"To naturalny mechanizm". Zobacz, jak koronawirus "wpłynął" na notowania partii
redakcja naTemat
11 kwietnia 2020, 13:10·1 minuta czytania
Publikacja artykułu: 11 kwietnia 2020, 13:10
Mimo kryzysu spowodowanego epidemią koronawirusa, Prawo i Sprawiedliwość może liczyć na większe poparcie Polaków. Tak przynajmniej wynika z najnowszego sondażu przeprowadzonego przez Instytut Badań Pollster dla "Super Expressu".
Reklama.
Gdyby Polacy mieli iść do urn wyborczych w tę niedzielę, to partia Jarosława Kaczyńskiego mogłaby liczyć na 43,96 proc. poparcia. PiS poprawił o dwa punkty procentowe sondażowy wynik w porównaniu z poprzednim badaniem, które przeprowadzono w drugiej połowie marca.
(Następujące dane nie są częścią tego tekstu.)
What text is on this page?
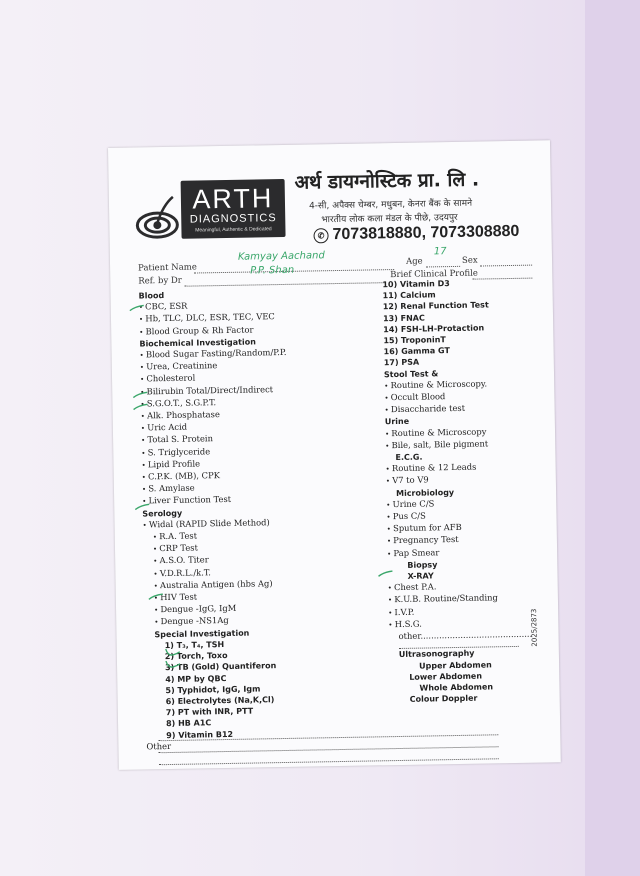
ARTH
DIAGNOSTICS
Meaningful, Authentic & Dedicated
अर्थ डायग्नोस्टिक प्रा. लि .
4-सी, अपैक्स चेम्बर, मधुबन, केनरा बैंक के सामने
भारतीय लोक कला मंडल के पीछे, उदयपुर
✆ 7073818880, 7073308880
Patient Name
Kamyay Aachand	Age
17
Sex
Ref. by Dr
P.P. Shan	Brief Clinical Profile
Blood
• CBC, ESR
• Hb, TLC, DLC, ESR, TEC, VEC
• Blood Group & Rh Factor
Biochemical Investigation
• Blood Sugar Fasting/Random/P.P.
• Urea, Creatinine
• Cholesterol
• Bilirubin Total/Direct/Indirect
• S.G.O.T., S.G.P.T.
• Alk. Phosphatase
• Uric Acid
• Total S. Protein
• S. Triglyceride
• Lipid Profile
• C.P.K. (MB), CPK
• S. Amylase
• Liver Function Test
Serology
• Widal (RAPID Slide Method)
• R.A. Test
• CRP Test
• A.S.O. Titer
• V.D.R.L./k.T.
• Australia Antigen (hbs Ag)
• HIV Test
• Dengue -IgG, IgM
• Dengue -NS1Ag
Special Investigation
1) T₃, T₄, TSH
2) Torch, Toxo
3) TB (Gold) Quantiferon
4) MP by QBC
5) Typhidot, IgG, Igm
6) Electrolytes (Na,K,Cl)
7) PT with INR, PTT
8) HB A1C
9) Vitamin B12
Other
10) Vitamin D3
11) Calcium
12) Renal Function Test
13) FNAC
14) FSH-LH-Protaction
15) TroponinT
16) Gamma GT
17) PSA
Stool Test &
• Routine & Microscopy.
• Occult Blood
• Disaccharide test
Urine
• Routine & Microscopy
• Bile, salt, Bile pigment
E.C.G.
• Routine & 12 Leads
• V7 to V9
Microbiology
• Urine C/S
• Pus C/S
• Sputum for AFB
• Pregnancy Test
• Pap Smear
Biopsy
X-RAY
• Chest P.A.
• K.U.B. Routine/Standing
• I.V.P.
• H.S.G.
other..........................................
Ultrasonography
Upper Abdomen
Lower Abdomen
Whole Abdomen
Colour Doppler
2025/2873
Na Koalicję Obywatelską głos oddałoby 22,44 proc. respondentów. Lewica mogłaby liczyć na 15,66 proc. poparcia, PSL – 8,73 proc., a Konfederacja – 7,71 proc.
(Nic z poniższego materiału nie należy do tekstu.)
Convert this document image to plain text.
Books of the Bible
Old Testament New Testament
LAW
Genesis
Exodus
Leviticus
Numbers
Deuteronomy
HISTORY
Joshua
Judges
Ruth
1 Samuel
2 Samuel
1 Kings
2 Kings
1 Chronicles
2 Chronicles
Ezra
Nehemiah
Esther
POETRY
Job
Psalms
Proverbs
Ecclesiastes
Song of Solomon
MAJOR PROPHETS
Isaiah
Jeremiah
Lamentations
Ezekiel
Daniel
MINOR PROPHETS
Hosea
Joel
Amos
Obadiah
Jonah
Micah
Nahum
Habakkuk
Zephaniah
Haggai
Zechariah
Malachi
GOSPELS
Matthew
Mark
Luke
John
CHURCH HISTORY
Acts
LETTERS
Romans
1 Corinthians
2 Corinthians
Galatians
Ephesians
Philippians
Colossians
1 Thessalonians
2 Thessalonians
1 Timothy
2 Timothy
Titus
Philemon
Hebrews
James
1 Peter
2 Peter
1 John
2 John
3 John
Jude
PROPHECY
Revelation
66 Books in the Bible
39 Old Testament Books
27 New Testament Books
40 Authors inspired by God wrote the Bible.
Instytut Badań Pollster 6 i 7 kwietnia przepytał 1 054 dorosłych Polaków.
– Mamy do czynienia z naturalnym mechanizmem identyfikowania się z władzą w sytuacji zagrożenia. Władza wzbudza nadzieję na opanowanie kryzysu i stąd wiara, że podejmowane przez nią działania są słuszne – wyjaśniała w rozmowie z "Super Expressem" prof. Ewa Marciniak z Uniwersytetu Warszawskiego.
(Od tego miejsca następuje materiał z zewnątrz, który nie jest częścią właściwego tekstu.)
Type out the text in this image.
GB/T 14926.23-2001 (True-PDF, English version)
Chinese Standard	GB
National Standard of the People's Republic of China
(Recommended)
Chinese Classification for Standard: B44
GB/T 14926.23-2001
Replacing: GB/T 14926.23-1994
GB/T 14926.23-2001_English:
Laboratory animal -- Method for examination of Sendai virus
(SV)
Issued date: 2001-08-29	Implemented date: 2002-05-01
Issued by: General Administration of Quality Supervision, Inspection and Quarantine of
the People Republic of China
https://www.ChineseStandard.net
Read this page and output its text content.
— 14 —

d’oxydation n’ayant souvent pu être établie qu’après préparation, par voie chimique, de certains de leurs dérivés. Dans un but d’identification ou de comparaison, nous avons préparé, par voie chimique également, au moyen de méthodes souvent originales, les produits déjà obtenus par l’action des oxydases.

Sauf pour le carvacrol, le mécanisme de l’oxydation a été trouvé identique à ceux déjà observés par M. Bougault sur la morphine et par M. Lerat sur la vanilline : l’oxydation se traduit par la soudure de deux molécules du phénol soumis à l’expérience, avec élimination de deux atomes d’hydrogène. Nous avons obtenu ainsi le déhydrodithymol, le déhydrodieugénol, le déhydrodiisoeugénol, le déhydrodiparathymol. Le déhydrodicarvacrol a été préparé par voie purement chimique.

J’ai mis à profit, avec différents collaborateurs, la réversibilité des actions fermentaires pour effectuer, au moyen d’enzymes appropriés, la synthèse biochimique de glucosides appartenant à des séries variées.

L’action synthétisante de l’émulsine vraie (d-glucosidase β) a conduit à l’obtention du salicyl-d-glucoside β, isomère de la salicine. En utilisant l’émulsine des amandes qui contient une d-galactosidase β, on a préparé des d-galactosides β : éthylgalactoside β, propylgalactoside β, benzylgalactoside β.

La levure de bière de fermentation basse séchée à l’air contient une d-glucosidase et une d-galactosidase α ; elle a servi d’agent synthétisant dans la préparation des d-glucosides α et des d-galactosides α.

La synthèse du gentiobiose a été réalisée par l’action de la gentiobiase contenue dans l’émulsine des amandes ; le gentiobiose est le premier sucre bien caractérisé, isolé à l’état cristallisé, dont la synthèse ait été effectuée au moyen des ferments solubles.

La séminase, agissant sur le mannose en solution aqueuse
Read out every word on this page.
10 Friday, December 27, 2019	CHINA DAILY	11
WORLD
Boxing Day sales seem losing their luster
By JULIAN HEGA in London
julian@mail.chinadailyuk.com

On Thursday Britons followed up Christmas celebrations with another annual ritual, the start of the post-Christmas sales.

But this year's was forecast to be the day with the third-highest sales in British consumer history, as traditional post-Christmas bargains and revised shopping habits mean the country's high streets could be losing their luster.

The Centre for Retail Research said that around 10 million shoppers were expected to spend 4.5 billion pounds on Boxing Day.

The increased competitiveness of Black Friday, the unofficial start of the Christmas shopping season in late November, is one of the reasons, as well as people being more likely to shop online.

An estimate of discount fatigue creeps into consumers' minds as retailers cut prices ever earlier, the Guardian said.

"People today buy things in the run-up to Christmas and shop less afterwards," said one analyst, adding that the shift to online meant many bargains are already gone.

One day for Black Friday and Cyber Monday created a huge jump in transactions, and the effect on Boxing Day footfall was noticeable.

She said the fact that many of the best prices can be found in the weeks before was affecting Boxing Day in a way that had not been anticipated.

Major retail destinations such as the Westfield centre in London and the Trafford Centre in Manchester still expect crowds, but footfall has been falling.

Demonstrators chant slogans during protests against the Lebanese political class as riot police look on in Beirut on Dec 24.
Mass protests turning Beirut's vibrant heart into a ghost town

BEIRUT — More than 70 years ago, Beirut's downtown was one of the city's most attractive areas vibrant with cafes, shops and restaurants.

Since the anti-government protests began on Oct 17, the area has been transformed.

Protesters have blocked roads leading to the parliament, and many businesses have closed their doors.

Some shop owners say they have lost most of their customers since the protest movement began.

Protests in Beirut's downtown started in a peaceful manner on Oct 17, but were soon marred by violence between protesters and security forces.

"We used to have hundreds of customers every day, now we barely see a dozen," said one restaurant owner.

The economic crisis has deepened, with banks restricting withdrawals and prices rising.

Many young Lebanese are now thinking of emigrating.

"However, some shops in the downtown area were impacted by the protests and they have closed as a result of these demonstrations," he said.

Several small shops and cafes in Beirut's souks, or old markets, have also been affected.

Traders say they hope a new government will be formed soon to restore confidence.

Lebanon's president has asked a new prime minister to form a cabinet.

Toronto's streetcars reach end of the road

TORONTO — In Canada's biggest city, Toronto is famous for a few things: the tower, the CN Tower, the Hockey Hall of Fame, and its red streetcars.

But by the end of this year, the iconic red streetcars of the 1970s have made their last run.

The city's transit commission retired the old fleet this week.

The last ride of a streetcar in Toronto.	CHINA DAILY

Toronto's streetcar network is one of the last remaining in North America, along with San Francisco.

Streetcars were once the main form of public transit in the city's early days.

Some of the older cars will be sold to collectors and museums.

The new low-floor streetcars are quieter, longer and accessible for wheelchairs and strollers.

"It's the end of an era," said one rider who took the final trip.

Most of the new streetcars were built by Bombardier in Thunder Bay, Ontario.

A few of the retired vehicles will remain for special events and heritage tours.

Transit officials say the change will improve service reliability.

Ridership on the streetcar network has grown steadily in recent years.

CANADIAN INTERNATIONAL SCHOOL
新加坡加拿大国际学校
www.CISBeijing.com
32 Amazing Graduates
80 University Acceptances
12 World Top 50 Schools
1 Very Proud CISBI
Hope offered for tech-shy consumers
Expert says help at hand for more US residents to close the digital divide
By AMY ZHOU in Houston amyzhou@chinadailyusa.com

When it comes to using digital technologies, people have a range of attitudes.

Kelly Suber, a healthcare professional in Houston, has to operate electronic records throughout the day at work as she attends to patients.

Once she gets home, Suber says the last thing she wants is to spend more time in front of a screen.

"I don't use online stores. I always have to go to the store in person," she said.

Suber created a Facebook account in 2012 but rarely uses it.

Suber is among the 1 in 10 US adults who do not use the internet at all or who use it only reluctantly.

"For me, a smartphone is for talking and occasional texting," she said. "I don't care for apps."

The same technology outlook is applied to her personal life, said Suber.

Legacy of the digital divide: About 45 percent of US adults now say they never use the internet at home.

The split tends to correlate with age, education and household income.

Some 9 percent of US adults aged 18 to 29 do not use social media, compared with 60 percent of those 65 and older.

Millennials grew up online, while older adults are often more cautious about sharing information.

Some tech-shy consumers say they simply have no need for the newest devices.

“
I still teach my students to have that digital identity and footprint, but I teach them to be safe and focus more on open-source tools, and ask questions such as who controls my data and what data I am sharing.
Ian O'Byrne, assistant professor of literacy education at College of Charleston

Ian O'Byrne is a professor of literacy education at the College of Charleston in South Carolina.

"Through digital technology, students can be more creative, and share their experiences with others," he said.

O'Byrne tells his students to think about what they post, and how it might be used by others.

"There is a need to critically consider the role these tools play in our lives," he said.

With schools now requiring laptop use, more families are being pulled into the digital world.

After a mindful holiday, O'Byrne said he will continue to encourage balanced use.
Wprawdzie 18,2 procent osób również wystawia rządowi dobrą ocenę, to jednak uważa, że obostrzenia są zbyt surowe. Z obiema grupami nie zgadza się 9,5 procent respondentów, którym nie podobają się wprowadzone reguły. 9,1 procent nie ma za zdania na ten temat.